Rimac — pronounced REE-mahtz, roughly — is Croatia’s first and only automaker. Its 35-year-old founder, Mate (MAH-ta) Rimac, started tinkering with electric vehicles after he blew the engine in an old BMW he raced as a teenager. After rebuilding it with an electric drivetrain — and winning some races, besides — he founded Rimac Automobili in 2009, hoping to one day build an electric supercar in his home country.
Although Rimac the company’s first years were a struggle, Mate’s timing turned out to be excellent in retrospect, with automakers around the world moving to electrify their fleets.
Rimac’s early prototypes were impressive enough to attract significant investments from Hyundai and Porsche, and it raised another 500 million euros (or about $534 million) last year. Those served as the foundation of what is now a thriving business consulting to traditional automakers eager to build high-performance EVs. Aston Martin and Swedish supercar maker Koenigsegg are among Rimac’s clients, along with a number of others that the company says it can’t yet disclose.
The Nevera is named for the fierce summer storms that roll into Croatia from the Adriatic Sea. (Rimac employees like to say that neveras — the storms — are “extremely powerful and charged by lightning,” just like their car.)
The Nevera (the car) serves both as a rolling display of Rimac’s EV expertise and as the supercar that Mate Rimac has long dreamed of building. It’s a four-motor design — one for each wheel — with a 120 kilowatt-hour battery pack, enough for about 300 miles of range under normal driving conditions.
But there’s nothing normal about the Nevera’s power output. Those four motors give it a total of 1,914 horsepower, and 2,360 newton-meters of torque — enough for a top speed of 258 miles per hour. Zero to 60 miles per hour takes just 1.74 seconds, according to Rimac.
I didn’t verify that time with any great accuracy, but I can attest that such a power thrust is plausible. As friendly as it is to drive in traffic, the Nevera is almost unbelievably quick when fully uncorked. But it never feels uncontrollable, and that’s a significant engineering achievement.

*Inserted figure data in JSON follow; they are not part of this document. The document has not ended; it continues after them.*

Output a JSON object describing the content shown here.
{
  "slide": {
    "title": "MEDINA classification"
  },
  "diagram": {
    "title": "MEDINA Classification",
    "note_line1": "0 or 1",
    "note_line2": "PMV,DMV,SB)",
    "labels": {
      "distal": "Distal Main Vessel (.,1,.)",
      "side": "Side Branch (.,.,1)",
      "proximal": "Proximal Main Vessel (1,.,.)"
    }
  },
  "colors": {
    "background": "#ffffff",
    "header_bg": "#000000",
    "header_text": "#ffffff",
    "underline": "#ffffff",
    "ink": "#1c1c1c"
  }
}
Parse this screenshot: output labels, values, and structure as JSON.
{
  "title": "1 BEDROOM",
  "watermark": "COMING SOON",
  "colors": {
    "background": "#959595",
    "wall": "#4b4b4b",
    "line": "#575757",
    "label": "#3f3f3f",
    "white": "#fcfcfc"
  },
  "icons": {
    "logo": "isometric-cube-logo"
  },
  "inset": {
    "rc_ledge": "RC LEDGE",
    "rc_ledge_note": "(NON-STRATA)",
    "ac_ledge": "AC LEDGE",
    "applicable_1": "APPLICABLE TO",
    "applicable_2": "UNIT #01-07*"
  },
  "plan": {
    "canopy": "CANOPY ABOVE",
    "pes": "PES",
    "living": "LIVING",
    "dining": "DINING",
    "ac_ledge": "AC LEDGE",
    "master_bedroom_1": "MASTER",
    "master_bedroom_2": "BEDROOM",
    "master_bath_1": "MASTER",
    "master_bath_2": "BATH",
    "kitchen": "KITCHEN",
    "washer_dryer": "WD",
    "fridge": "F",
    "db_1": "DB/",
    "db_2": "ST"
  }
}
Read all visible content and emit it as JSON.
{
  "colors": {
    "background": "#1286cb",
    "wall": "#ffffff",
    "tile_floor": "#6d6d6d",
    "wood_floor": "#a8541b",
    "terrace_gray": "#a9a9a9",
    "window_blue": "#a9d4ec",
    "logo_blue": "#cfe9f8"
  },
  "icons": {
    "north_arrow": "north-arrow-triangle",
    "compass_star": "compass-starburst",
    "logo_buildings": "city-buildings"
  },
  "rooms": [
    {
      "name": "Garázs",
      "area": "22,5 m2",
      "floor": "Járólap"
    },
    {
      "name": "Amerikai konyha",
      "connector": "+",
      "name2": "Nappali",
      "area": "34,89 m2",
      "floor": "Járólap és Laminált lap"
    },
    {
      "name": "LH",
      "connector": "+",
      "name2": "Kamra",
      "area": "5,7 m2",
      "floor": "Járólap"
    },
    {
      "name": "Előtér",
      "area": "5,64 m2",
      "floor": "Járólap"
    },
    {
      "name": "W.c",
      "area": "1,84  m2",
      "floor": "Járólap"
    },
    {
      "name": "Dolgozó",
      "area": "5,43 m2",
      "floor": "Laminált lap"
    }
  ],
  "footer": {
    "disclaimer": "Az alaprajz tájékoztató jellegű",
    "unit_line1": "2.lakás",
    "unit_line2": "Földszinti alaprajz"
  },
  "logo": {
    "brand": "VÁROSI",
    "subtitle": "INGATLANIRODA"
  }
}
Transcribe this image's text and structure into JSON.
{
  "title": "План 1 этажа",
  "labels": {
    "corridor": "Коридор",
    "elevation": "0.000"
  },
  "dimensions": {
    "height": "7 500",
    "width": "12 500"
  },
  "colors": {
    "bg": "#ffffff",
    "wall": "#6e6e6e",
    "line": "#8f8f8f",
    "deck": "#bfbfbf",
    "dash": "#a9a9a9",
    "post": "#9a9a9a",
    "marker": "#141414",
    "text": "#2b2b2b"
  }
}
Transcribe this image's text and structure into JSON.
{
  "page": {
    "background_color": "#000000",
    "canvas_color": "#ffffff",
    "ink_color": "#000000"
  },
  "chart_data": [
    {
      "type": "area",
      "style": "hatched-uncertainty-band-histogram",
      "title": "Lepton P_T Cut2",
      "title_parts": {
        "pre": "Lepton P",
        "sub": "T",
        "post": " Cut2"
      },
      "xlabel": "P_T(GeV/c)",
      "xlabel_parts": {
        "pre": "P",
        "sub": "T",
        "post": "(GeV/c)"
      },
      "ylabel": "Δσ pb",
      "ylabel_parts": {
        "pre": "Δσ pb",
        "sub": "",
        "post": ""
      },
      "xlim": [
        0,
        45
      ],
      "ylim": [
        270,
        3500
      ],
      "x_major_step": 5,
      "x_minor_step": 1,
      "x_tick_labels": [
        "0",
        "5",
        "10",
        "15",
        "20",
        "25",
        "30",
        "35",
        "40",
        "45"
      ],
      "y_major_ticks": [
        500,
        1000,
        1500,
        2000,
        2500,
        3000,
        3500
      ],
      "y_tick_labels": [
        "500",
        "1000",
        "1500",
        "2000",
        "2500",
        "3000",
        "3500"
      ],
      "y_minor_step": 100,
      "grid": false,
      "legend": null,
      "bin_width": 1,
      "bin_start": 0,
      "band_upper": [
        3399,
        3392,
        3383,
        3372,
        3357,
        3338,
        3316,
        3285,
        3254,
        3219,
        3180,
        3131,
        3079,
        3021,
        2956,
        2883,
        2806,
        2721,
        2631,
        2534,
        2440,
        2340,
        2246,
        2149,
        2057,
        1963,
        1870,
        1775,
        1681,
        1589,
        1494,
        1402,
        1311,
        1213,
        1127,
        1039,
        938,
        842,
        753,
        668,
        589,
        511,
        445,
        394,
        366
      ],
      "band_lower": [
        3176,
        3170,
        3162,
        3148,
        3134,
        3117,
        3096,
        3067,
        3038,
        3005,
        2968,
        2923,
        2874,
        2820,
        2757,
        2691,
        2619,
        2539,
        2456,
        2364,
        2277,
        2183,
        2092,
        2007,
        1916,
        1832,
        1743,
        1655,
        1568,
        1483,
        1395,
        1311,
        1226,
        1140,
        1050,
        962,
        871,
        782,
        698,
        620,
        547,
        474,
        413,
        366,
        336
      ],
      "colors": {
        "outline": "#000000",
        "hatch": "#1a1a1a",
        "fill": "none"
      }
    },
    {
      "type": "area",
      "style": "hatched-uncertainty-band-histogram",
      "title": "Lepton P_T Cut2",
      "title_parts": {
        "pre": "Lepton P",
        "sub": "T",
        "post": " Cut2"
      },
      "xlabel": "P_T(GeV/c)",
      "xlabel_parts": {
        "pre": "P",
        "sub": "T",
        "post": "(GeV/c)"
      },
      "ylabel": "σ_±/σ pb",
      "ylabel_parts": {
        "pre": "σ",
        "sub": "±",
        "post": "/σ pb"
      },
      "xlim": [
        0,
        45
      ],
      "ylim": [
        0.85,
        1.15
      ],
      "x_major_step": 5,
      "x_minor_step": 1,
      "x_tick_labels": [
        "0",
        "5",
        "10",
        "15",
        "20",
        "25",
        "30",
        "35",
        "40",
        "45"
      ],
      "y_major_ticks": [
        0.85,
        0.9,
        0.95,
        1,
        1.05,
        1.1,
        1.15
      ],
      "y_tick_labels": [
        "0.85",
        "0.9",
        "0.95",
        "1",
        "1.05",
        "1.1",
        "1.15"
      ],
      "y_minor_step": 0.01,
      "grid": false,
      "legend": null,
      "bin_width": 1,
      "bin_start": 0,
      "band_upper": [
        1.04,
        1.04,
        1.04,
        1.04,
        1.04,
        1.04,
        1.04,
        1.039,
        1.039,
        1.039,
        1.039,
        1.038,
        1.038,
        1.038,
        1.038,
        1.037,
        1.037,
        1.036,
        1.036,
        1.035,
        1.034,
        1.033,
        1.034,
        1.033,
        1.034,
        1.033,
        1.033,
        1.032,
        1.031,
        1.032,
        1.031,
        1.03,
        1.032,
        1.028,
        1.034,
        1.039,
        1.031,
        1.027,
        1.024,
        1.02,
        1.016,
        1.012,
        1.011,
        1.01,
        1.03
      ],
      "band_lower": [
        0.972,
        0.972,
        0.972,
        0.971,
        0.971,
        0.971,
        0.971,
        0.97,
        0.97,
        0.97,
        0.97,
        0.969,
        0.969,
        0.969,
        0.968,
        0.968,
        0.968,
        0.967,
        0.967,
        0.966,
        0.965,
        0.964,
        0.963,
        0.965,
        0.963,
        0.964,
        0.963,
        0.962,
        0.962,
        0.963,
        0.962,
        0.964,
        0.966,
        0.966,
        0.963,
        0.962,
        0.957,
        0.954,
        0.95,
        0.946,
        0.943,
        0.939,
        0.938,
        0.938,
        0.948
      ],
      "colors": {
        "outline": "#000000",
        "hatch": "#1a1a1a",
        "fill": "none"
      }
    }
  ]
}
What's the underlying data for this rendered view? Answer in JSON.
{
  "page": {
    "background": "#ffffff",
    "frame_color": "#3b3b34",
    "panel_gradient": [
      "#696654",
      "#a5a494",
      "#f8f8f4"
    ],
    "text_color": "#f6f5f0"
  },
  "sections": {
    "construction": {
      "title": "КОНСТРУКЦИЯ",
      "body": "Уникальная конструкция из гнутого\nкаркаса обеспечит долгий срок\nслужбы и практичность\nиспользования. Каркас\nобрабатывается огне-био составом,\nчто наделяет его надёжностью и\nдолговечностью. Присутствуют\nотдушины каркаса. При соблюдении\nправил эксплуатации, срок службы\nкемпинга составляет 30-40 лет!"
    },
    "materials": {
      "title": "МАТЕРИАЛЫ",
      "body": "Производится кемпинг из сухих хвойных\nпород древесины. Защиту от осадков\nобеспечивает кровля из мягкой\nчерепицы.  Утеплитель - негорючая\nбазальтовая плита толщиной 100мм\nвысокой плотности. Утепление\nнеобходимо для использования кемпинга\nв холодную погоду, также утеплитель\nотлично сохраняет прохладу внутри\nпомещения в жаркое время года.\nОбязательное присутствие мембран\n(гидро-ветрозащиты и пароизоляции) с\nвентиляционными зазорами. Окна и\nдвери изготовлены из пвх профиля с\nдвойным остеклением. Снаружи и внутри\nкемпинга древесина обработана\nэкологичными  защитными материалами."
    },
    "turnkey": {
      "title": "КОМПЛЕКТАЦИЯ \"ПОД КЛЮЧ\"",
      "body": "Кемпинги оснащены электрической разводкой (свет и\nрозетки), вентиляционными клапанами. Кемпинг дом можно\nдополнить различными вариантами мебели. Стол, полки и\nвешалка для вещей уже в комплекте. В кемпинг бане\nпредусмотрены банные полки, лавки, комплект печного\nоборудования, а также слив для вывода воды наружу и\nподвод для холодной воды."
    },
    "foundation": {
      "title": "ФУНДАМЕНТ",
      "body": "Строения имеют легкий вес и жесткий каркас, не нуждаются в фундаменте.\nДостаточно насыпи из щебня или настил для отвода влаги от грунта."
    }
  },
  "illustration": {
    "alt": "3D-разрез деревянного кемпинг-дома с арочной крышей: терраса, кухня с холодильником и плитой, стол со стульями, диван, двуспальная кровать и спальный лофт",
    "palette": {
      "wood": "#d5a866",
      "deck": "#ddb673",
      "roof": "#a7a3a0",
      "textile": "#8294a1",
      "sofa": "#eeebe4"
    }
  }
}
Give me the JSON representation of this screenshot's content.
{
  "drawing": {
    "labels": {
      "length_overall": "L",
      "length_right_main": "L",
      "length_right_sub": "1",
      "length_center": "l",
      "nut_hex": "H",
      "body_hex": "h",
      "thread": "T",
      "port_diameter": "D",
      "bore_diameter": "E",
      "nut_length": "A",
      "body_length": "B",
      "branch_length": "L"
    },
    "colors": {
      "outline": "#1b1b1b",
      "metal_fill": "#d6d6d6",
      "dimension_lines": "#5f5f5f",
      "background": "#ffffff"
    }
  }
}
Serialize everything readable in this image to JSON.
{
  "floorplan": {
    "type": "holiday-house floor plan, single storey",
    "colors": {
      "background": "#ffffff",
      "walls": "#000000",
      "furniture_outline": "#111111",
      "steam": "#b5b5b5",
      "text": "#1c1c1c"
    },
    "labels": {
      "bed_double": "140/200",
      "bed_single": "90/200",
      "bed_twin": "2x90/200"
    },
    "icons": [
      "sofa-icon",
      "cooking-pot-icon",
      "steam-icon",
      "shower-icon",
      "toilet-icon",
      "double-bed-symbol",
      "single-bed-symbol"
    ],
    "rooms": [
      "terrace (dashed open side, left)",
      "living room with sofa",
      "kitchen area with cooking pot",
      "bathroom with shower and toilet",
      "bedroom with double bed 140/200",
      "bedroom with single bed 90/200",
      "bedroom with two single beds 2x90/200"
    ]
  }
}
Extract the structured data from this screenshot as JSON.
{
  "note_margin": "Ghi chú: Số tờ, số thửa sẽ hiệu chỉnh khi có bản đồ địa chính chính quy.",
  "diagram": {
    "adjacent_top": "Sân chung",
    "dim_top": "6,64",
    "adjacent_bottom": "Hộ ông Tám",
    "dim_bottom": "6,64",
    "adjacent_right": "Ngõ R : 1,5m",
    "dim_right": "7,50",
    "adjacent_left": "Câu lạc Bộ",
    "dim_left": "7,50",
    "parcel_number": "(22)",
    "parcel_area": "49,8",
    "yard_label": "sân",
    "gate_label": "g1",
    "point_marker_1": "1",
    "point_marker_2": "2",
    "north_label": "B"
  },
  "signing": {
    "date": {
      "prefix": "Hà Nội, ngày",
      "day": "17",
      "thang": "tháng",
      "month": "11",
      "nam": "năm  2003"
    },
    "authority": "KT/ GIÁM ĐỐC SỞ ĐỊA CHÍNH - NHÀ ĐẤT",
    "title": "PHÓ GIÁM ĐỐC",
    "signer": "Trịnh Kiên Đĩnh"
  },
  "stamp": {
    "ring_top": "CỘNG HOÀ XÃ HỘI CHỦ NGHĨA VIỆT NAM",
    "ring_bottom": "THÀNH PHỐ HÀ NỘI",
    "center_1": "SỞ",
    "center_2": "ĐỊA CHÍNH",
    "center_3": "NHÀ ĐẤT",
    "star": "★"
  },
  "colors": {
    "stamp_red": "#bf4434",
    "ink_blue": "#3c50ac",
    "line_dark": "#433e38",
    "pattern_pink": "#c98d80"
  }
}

Even more impressive, albeit more subtle, is the way those four motors work together. The car’s systems adjust each motor’s power output 100 times a second to ensure optimum handling moment to moment. Or, put another way, the Nevera blasts through and out of tight corners without hesitation. That’s a trick that other supercars can only emulate with braking.
It’s an even more impressive trick given the car’s weight, around 5,100 pounds. But as hard as it might be to believe, that weight is so well packaged, with the batteries mounted low and close to the Nevera’s center, that it’s hardly noticeable. (Of course, the tremendous power on tap helps.)
It’s a good-looking car, too, low and radical but not over the top. Civilized. It’s well-made, with flawless carbon fiber on the outside and comfortable leather throughout the interior. Croatia doesn’t have a tradition of car making, but the Nevera does reflect some national pride: In addition to the car’s name, the intakes on its sides are styled to resemble a cravat, the ancestor of the modern necktie — a Croatian invention dating to the 16th century.
The Nevera starts at 2 million euros, or just over $2.1 million. If that’s in your price range, speak up soon. Rimac says it plans to build just 150 of them.